Now, I know we've discussed how additional iterations in real deconvolution/SVD will start bringing the stars more inward towards a point, and also thus rounder if shapes were a bit flawed.

There must be something about the nature of the math and passes made by actual deconvoultion which prevents point-sourcing a small galaxy? Do those pixels react differently to that reversal, even if tiny in size? Whereas this is perhaps assuming star, and treating it as such, when it isn't. :think:
That's exactly the thing; with real deconvolution, the math treats all data/pixels equally. The distant galaxies' pixels will be spread over a larger area (because they are bigger, more diffuse objects), but their constituent detail will be blurred exactly the same as stars (point lights). If noise is too high or PSF was chosen incorrectly, any artefacts created by an R&L decon routine will be the same and easy to detect as aberrant.

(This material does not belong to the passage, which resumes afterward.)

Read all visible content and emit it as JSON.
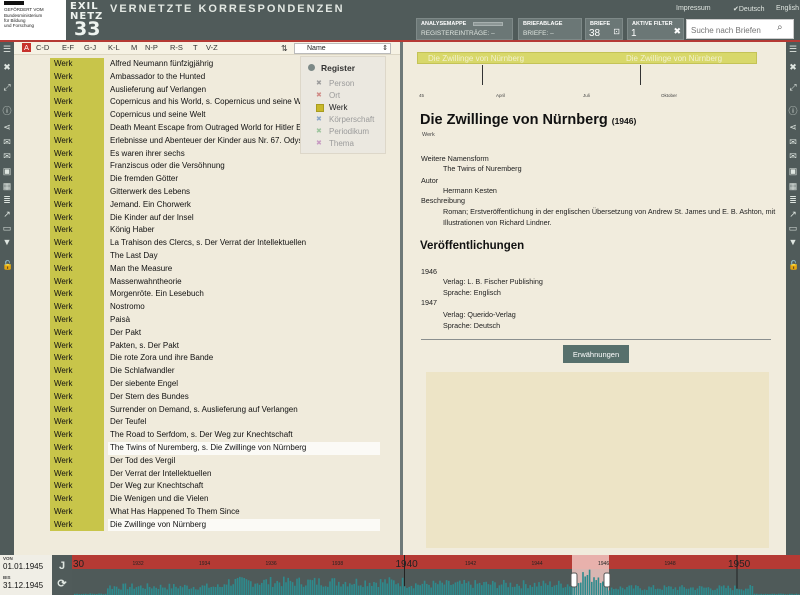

With an algorithm that interprets (to the point of guessing) what it is seeing, not all data/pixels are treated the same. Some will end up as stars, some will be deemed "background" some will be deemed detail. With poor data like this, it is guaranteed to make arbitrary mistakes, but always with confidence - hallucinating an entirely plausible (but categorically wrong) solution. It is impossible to detect any such artefacts as aberrant, without having another reference image.